Prior to House of 1000 Corpses, Zombie cut his teeth directing music videos. And his hillbilly horror nightmare shares the same flashing strobe lights and jarring editing style.
Narratively, House of 1000 Corpses is also a bit of pastiche drawing more comparisons to Tarantino’s work. For nearly two thirds of the movie, Zombie’s story hedges closely to the rural horror blueprint. Suburban folks get lost in the sticks and run afoul of bizzaro hillbillies. But when the third act rolls around Zombie ditches that story for surrealist horror more akin to Phantasm. Suddenly, stories about a legendary serial killer, Dr. Satan, prove to be true. Or sort of. Maybe Zombie intended it to be a nightmare sequence. Regardless House of 1000 Corpses eventually finds it surviving protagonist lost in Dr. Satan’s hellish underground lair surrounded by supernatural monstrosities. Even if it doesn’t make much sense, once again Zombie manages to stand out.
House of 1000 Corpses Marked a Significant Shift in Horror Content
Whether you like his movies or not, Rob Zombie controls a grasp of horror aesthetics few filmmakers will ever demonstrate. Even Zombie’s flawed efforts contain moments that illustrate everything that defines a cult horror movie. No one can argue that the metal madman doesn’t ‘know’ the genre. Specifically, House of 1000 Corpses contains a handful of extremely effective moments. In particular, Zombie’s juxtaposition of Slim Whitman’s I Remember You with the gruesome shed scene shows proves the nascent filmmaker had skill. His use of a crane shot and the excruciating delay before Bill Moseley’s Otis shoots Walter Goggins‘ deputy is an affecting scene.
… Rob Zombie controls a grasp of horror aesthetics few filmmakers will ever demonstrate.
Now that roughly two decades have passed since its release, the impact of House of 1000 of Corpses is also a little more clear. While it’s true that Saw established what we now define as ‘Torture Porn’, House of 1000 Corpses paved the way for more overtly exploitative and graphic horror fare. Prior to its release, the neo slasher revival re-invigorated interest in the genre. But the movies that defined that revival – Scream, I Know What You Did Last Summer, and Urban Legend – were relatively tame. Following a backlash that included the Video Nasties list, mainstream horror distilled itself into pretty safe fare. But Zombie’s debut signaled a change. Zombie owed more to the exploitative output of 70s and early 80s Grindhouse efforts. Alongside Wan and Roth, Zombie ushered in a horror style that coincided with the New French Extremity.

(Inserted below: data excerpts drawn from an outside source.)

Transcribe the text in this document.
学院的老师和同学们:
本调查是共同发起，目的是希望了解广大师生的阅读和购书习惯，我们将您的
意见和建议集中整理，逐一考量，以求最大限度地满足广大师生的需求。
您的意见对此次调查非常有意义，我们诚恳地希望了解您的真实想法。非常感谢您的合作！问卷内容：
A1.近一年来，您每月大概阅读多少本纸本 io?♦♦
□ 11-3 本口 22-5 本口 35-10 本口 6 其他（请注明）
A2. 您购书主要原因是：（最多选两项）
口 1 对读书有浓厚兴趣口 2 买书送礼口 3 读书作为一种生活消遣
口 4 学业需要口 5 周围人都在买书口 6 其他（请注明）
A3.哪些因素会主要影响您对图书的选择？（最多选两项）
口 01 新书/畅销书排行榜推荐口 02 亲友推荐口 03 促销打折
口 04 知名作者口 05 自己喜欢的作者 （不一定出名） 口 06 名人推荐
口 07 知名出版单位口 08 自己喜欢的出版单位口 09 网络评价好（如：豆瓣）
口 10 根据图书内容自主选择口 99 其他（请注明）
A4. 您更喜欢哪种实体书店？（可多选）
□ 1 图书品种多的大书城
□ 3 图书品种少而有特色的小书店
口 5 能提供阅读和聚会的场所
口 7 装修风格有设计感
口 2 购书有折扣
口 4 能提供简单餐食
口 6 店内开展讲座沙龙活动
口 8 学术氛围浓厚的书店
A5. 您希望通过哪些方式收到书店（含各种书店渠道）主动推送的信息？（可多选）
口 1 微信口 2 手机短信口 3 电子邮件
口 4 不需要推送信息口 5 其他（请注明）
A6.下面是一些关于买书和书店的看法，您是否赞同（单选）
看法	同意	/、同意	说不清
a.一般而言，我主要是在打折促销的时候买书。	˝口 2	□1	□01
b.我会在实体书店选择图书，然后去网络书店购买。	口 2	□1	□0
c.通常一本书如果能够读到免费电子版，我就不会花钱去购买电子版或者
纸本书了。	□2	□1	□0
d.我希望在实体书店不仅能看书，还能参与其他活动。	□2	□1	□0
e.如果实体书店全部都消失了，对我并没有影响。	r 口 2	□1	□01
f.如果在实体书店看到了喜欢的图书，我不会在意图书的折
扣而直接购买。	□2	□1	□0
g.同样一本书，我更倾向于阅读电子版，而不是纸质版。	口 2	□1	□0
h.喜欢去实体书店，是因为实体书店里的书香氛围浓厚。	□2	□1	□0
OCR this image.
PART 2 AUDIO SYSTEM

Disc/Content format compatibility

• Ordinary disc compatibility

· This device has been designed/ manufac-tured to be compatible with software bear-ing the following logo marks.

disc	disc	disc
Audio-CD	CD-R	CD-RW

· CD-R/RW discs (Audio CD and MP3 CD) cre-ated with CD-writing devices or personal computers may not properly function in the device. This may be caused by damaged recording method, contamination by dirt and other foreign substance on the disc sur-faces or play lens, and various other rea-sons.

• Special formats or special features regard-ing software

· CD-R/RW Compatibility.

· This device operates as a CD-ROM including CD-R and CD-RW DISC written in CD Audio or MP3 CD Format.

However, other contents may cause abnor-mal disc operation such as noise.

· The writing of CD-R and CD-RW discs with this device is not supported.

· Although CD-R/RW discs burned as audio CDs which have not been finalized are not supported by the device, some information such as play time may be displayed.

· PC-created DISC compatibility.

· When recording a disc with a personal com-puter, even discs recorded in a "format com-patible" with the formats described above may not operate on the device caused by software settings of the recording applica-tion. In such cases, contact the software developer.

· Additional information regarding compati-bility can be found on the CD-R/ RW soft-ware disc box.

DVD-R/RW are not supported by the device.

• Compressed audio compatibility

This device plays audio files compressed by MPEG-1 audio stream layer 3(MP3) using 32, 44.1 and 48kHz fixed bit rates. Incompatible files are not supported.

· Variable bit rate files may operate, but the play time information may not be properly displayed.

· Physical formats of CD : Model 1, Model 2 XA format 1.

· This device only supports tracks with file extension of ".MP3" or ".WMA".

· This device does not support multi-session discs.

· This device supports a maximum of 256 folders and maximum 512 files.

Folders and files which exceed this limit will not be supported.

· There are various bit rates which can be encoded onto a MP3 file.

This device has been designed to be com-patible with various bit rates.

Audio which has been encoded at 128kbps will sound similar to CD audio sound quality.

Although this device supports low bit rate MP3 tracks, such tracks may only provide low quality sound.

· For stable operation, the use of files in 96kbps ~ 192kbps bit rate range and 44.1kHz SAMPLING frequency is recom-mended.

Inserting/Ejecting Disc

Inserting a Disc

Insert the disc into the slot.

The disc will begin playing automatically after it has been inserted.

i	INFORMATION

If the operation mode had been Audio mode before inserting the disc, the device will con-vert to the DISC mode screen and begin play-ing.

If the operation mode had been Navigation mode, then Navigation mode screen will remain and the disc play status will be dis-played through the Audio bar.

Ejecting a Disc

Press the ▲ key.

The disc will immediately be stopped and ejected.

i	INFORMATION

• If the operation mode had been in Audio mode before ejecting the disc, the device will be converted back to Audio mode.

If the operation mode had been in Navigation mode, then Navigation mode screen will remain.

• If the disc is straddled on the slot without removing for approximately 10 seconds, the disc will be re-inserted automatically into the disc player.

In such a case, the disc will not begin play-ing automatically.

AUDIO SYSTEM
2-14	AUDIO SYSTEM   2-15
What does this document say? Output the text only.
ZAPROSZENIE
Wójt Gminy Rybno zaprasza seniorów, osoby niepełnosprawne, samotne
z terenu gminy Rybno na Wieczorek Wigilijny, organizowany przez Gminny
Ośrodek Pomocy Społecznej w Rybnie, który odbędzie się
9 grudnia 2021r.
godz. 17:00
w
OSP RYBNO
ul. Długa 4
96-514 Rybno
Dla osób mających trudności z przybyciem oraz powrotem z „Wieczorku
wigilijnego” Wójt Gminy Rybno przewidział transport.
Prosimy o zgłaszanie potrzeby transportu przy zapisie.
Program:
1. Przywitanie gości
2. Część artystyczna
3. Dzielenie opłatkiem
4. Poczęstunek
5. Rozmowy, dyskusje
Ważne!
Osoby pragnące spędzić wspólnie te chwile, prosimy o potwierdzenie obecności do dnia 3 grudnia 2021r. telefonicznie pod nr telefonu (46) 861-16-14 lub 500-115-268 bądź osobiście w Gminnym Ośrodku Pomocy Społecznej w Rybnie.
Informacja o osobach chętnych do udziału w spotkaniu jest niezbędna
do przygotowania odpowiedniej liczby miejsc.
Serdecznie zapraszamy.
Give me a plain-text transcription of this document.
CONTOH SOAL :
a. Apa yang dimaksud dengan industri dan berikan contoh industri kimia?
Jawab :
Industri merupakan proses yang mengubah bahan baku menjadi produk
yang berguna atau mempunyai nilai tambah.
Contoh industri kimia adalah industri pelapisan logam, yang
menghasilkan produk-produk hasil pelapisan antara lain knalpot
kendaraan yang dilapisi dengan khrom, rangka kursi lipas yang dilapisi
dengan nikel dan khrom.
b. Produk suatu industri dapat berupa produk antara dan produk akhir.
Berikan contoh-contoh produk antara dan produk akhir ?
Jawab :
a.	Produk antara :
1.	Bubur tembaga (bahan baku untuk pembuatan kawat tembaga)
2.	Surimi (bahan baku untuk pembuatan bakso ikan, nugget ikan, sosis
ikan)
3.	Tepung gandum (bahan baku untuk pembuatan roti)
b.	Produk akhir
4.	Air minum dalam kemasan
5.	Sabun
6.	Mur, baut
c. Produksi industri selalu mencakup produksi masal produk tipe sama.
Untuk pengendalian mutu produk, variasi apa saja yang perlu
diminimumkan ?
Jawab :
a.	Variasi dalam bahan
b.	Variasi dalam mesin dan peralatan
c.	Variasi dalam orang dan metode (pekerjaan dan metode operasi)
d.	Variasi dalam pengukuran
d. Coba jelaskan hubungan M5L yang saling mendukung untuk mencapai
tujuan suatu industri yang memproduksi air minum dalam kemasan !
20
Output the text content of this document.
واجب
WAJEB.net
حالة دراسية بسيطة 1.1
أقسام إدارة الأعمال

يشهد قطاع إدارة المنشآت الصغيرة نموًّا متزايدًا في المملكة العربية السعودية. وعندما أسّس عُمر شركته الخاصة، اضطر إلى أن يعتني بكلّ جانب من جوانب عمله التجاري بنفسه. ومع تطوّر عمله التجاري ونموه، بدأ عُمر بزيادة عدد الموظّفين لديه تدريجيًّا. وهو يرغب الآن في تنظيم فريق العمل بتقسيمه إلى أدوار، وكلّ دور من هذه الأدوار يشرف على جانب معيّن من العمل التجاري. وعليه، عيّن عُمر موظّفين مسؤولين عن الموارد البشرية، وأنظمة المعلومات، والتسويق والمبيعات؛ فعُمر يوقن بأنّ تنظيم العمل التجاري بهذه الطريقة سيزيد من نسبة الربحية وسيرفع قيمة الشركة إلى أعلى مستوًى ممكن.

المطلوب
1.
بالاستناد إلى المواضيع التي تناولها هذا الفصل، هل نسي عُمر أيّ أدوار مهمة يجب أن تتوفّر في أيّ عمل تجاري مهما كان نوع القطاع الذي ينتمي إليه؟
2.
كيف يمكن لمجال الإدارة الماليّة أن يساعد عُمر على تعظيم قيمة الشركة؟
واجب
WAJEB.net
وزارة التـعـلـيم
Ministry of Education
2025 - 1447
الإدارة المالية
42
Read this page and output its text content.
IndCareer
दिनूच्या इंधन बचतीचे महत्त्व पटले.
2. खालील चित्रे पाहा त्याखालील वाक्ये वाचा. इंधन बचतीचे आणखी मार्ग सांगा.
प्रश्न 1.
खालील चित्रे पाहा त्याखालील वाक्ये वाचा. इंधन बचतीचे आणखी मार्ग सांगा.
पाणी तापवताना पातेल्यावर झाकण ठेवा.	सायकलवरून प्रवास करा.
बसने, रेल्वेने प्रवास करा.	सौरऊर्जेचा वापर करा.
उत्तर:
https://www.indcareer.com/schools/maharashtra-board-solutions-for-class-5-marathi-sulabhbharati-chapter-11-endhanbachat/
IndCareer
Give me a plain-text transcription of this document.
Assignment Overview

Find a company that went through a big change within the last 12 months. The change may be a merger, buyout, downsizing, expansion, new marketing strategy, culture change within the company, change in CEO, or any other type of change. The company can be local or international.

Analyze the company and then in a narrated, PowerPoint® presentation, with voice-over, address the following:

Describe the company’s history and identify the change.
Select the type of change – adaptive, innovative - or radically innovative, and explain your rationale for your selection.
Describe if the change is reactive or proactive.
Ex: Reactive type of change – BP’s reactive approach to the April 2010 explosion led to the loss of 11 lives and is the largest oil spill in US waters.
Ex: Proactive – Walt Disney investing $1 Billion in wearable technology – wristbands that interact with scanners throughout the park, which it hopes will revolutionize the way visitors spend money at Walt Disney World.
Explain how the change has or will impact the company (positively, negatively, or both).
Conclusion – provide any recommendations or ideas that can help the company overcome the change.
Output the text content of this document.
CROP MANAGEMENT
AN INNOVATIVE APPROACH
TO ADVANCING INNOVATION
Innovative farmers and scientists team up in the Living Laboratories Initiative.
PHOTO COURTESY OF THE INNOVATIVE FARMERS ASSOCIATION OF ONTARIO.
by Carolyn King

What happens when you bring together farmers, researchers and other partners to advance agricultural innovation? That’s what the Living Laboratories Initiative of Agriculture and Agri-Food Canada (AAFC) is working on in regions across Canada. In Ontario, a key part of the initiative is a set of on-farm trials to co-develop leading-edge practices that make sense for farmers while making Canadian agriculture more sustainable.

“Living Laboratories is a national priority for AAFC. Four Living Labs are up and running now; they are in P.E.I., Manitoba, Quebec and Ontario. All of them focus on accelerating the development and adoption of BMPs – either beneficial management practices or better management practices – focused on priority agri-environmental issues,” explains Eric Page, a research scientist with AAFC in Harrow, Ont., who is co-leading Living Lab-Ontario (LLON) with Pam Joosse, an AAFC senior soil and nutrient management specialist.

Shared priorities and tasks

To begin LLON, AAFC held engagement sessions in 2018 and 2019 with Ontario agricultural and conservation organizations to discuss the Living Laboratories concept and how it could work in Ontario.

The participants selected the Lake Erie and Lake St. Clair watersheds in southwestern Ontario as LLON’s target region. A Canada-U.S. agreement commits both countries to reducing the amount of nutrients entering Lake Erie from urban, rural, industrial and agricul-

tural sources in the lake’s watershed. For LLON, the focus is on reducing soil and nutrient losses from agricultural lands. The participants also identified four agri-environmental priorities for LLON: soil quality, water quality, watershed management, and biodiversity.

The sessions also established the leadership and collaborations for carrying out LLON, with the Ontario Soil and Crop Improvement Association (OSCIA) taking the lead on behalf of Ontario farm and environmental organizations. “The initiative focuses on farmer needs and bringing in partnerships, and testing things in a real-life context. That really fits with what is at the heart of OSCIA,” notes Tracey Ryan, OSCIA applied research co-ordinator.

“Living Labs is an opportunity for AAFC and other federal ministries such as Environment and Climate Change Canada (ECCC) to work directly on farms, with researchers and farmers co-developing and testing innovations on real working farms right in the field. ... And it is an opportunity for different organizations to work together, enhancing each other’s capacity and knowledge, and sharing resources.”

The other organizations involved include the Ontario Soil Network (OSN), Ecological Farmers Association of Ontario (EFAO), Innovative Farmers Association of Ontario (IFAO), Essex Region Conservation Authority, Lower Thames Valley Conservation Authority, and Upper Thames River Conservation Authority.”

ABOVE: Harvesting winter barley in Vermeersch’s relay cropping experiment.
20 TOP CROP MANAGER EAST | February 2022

Zombie’s Debut Feature-Length Movie Flawed, But Still Disturbing After 20 Years
Twenty years following its release, House of 1000 Corpses probably feels more important to diehard Rob Zombie fans than either casual horror audiences or critics. Even in Zombie’s filmography, the depraved hillbilly horror flick doesn’t quite measure up to either The Devil’s Rejects or Lords of Salem. Yet there’s no denying that it’s a visually distinct movie that thoroughly disturbs. Maybe its impact on the genre ranks less than either Saw or Hostel. Nonetheless, Zombie’s debut was a bold effort that certainly paved the way for what followed in the mid-2000s.